Red Flags to Watch For
Some reactions that indicate this person isn't right for you:
- Making jokes at your expense
- Treating you like a charity case
- Constantly asking invasive questions
- Making assumptions about your capabilities
- Using your condition to make themselves seem like a hero
Success Stories
I know so many people in amazing relationships – married, engaged, in long-term partnerships, happily dating around. Having an ostomy doesn't prevent you from finding love. It just means you might have to be a little more intentional about it.

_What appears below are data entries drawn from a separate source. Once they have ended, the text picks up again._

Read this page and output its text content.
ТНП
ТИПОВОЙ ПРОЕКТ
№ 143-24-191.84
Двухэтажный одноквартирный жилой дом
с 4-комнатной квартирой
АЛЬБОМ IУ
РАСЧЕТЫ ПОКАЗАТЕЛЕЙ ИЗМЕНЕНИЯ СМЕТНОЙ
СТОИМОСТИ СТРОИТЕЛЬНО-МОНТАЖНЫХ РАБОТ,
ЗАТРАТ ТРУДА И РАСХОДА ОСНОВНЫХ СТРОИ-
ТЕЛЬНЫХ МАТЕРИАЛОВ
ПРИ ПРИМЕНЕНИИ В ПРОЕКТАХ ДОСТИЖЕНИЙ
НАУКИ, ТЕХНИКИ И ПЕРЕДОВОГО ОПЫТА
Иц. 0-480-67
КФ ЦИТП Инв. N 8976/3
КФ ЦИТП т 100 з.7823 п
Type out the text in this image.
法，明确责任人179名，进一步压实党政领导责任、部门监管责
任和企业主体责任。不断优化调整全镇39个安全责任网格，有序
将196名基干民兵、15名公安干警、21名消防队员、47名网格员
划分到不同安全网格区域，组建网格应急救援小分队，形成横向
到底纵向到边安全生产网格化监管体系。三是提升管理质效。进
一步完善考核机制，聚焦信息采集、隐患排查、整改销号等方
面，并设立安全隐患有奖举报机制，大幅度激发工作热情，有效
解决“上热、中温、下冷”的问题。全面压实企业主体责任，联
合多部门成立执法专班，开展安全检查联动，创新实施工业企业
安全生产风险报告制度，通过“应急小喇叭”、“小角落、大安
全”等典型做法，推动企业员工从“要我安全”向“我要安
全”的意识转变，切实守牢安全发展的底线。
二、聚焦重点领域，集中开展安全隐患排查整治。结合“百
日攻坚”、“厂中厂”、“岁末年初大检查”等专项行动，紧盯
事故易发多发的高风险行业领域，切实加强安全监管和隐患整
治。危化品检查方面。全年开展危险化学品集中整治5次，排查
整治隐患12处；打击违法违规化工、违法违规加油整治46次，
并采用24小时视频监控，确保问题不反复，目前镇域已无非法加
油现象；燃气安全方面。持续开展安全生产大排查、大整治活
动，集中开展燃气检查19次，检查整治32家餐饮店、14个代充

The people worth being with will see your ostomy as just one small part of who you are. And honestly? Some of the best relationships come from people who appreciate your strength, resilience, and the unique perspective your experiences have given you.
Final Thoughts
Dating with an ostomy requires some extra navigation, but it's absolutely doable. Be patient with yourself, trust your instincts, and remember that you deserve love and companionship just as much as anyone else.
The right person for you will see your ostomy and think, "Okay, cool, tell me more about your other interests." And when that happens, you'll realize that all the worry was worth it to get to someone who truly gets you.
You're not asking for special treatment. You're asking for basic human understanding and connection. And that's not too much to ask for.